No bar, vi ele: Ricardo, um latino alto, olhos escuros, corpo atlético. ‘Olá, linda portuguesa, que tempestade, hein?’ disse com sotaque carregado, estendendo a mão. O toque foi elétrico, quente apesar da friagem. Suzanna, a mulher de Sanders, serviu cognac. ‘Beba, aquece a alma.’ Os outros hóspedes: uma velhota chique, um casal americano. Mas os meus olhos ficavam nele. Falámos no jantar à mesa comum. ‘Gostas de aventura?’, perguntou Ricardo, roçando o joelho no meu. A tensão subia, o vinho ajudava. ‘Aqui ninguém nos conhece. Liberdade total.’ Senti a cona pulsar, a umidade misturada com o suor da viagem.
A Tempestade e o Encontro no Lobby
Subi para o quarto, mas ouvi vozes na cozinha à noite. Espiei: Ricardo beijava Suzanna contra o balcão, as mãos dela no peito dele. ‘Quero-te agora’, murmurou ela. Sanders entrou, não bravo, mas excitado. ‘Desta vez avisa-me.’ Desabotoou as calças, a pila grossa saltou. Suzanna ajoelhou-se, chupou-o com fome, a boca babando no caralho vermelho. Ricardo despiu-se, a sua verga dura, veiada, balançando. Eu tremia, a mão na minha saia, tocando-me devagar.
Sanders viu-me. ‘Junta-te, portuguesa fogosa.’ Não resisti. Tirei a roupa, os seios livres, mamilos duros pelo ar frio. Suzanna veio, lambeu-me a cona molhada, o gosto salgado da minha excitação. ‘Deliciosa’, gemeu. Ricardo fodeu-a por trás, o cu dela abrindo-se para o caralho dele, enquanto ela me chupava. Eu gemi alto, o barulho dos motores distantes misturado aos nossos gemidos. Sanders meteu-me a pila na boca, grossa, pulsando. ‘Chupa bem, vadia.’ Troquei: montei Ricardo no chão frio, a cona engolindo-o até ao fundo, os quadris batendo com urgência. ‘Fode-me forte, estrangeiro!’ Ele acelerou, as bolas batendo no meu cu. Suzanna sentou-se na cara dele, ele lambia-a enquanto me penetrava.
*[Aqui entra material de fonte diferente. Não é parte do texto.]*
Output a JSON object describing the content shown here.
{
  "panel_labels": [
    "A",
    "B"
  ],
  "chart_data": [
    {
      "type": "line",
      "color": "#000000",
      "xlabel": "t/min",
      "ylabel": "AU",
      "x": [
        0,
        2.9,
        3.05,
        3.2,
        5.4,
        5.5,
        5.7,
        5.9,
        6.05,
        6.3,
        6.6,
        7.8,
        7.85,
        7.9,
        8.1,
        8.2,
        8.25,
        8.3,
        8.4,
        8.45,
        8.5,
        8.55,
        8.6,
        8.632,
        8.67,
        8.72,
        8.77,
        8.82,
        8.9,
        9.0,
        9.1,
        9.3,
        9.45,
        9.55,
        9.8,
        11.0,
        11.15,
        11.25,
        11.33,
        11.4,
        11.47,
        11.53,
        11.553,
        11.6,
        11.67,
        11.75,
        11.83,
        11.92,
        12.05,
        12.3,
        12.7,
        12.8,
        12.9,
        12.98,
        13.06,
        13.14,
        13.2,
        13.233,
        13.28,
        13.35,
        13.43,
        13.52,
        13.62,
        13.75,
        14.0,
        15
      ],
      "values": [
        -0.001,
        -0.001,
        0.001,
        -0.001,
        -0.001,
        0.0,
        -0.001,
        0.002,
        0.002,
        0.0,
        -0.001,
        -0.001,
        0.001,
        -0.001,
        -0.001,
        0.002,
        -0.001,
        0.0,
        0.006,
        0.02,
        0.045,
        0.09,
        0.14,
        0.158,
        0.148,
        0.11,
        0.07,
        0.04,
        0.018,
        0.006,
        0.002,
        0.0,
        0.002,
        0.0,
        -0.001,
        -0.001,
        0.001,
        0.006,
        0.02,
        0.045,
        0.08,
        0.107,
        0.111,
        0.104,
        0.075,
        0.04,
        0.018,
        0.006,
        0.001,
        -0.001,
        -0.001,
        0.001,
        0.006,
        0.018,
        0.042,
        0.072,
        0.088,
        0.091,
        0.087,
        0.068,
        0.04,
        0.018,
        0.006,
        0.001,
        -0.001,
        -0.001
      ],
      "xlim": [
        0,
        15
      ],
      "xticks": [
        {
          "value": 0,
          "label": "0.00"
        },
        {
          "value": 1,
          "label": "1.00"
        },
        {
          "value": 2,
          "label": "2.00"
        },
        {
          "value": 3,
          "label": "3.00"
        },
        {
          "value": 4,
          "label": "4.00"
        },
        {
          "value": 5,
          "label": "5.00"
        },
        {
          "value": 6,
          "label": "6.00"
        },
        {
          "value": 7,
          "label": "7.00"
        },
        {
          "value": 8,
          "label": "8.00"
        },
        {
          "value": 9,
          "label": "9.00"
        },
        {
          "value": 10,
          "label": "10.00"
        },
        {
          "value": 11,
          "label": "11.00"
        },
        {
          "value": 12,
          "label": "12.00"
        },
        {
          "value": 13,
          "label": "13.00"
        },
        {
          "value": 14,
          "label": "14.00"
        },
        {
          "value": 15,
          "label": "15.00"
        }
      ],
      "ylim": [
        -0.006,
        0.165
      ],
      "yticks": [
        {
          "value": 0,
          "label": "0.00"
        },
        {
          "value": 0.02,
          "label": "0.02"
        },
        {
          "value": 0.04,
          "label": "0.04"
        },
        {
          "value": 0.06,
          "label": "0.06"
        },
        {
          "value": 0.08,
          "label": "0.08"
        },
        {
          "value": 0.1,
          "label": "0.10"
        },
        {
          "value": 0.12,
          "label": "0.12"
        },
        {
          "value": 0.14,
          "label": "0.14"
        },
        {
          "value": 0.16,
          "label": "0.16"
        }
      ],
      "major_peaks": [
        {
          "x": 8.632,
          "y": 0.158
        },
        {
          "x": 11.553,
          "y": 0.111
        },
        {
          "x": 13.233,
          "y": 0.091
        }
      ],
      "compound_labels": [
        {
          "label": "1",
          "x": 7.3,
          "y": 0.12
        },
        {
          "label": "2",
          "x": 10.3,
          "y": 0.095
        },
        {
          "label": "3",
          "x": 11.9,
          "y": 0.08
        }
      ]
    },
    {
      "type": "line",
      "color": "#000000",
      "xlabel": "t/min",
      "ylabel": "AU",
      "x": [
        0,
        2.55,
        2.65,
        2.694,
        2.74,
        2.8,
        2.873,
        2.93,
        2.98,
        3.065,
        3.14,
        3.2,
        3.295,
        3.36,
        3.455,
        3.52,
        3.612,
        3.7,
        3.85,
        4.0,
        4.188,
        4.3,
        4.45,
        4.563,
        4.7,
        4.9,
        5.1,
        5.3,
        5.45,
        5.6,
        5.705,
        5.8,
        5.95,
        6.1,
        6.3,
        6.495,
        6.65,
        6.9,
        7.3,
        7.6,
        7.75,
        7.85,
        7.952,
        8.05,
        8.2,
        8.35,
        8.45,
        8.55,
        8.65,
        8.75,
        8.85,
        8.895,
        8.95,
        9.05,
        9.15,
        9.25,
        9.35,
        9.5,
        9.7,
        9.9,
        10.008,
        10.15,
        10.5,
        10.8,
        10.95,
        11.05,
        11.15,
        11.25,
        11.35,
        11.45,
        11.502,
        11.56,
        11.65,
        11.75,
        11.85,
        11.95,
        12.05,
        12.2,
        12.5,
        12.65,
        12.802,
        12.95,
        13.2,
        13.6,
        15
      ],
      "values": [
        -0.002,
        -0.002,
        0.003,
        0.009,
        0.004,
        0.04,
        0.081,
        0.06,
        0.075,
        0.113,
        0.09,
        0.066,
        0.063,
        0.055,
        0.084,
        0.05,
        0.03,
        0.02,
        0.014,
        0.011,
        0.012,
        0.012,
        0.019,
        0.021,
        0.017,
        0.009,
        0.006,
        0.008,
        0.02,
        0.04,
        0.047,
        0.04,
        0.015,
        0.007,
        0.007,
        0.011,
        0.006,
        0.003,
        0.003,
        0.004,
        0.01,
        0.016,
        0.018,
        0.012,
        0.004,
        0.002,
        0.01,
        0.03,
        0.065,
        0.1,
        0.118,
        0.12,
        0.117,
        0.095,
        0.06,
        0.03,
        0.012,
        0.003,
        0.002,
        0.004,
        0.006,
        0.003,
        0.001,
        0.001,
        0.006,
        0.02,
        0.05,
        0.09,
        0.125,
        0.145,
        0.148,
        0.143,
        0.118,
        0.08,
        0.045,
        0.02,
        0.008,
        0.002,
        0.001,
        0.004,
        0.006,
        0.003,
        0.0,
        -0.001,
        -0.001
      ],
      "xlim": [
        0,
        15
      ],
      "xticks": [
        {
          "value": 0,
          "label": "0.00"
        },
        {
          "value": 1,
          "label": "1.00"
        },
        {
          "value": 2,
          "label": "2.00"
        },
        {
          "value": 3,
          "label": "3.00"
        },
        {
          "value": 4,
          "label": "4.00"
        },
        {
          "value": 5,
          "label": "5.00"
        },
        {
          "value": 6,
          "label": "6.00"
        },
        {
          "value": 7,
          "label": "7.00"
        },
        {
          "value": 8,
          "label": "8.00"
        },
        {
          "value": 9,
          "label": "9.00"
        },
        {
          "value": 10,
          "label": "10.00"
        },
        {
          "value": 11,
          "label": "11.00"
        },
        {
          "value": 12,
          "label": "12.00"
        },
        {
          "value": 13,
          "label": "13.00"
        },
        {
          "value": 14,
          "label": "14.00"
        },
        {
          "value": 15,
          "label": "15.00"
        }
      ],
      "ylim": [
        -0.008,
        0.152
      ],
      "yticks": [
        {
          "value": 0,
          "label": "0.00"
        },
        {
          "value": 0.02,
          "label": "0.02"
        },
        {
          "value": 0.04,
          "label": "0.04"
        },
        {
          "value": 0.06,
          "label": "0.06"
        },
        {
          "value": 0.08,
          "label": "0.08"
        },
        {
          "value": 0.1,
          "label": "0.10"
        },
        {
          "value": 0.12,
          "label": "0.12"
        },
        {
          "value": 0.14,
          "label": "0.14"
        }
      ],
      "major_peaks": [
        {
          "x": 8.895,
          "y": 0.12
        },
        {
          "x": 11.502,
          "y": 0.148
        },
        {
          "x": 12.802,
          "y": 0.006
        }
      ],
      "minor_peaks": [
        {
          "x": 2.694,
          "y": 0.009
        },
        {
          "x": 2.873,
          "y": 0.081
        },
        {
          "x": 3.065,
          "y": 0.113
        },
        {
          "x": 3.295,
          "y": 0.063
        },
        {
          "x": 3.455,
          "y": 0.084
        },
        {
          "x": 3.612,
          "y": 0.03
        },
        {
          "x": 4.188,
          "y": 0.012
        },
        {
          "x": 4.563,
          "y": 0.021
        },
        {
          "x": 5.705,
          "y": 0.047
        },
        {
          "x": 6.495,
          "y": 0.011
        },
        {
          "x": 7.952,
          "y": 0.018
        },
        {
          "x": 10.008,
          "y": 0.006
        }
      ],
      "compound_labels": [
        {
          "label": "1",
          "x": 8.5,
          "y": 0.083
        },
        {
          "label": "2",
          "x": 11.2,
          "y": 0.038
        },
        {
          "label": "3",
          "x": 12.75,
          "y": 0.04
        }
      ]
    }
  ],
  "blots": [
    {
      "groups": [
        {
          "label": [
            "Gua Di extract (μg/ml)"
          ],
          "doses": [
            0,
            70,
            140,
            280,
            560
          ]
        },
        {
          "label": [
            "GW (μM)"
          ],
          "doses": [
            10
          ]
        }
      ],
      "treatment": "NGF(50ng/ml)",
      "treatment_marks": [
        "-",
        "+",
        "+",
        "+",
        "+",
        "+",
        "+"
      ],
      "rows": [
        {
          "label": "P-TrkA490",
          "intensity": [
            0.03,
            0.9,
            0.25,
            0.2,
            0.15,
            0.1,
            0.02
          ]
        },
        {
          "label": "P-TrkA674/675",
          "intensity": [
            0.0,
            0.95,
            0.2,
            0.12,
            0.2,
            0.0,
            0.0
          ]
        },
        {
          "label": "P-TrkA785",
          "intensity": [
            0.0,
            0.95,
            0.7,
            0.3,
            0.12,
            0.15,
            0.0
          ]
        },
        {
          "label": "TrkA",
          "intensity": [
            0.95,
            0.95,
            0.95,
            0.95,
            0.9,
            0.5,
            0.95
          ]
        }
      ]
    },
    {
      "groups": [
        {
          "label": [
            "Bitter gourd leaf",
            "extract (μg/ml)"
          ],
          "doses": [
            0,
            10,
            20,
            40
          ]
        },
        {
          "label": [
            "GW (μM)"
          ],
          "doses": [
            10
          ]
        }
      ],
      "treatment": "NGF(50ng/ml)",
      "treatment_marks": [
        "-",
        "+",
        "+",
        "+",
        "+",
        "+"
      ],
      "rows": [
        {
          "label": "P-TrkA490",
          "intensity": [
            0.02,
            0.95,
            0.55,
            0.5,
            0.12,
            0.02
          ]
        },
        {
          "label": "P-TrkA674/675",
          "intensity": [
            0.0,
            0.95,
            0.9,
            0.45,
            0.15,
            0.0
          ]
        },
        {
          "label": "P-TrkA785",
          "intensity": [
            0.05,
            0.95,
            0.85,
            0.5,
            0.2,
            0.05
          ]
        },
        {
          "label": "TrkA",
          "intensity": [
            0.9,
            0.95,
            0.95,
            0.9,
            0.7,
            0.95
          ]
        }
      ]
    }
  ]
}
O Êxtase na Cozinha e o Adeus Ardente
Sanders veio por trás, untou o cu com saliva e enfiou devagar. ‘Duas pilas na minha portuguesa?’ Doía e excitava, o estiramento ardente. Movíamo-nos em ritmo louco, suor pingando, o cheiro de sexo preenchendo a cozinha. ‘Vou gozar!’, gritei. Gozei primeiro, o corpo convulsionando, esguichando no caralho de Ricardo. Ele explodiu dentro de mim, quente, jorrando. Sanders fodeu o cu mais fundo e encheu-me também. Suzanna lambeu tudo, misturando esperma e sumos.
De manhã, a chuva parou. A ponte ia reabrir. Despedi-me com beijos rápidos, o corpo dorido, a cona inchada, latejando de prazer. Ricardo piscou: ‘Volta, quente.’ No carro, rumo a Lisboa, o sol batia no para-brisas. Ninguém sabia, anonimato perfeito. Ainda sinto o gosto do sal na pele dele, o ar húmido da noite, os lençóis ásperos do hotel. Aquela escale virou a viagem mais fodida da minha vida. Sorrio sozinha, as coxas pegajosas de memória.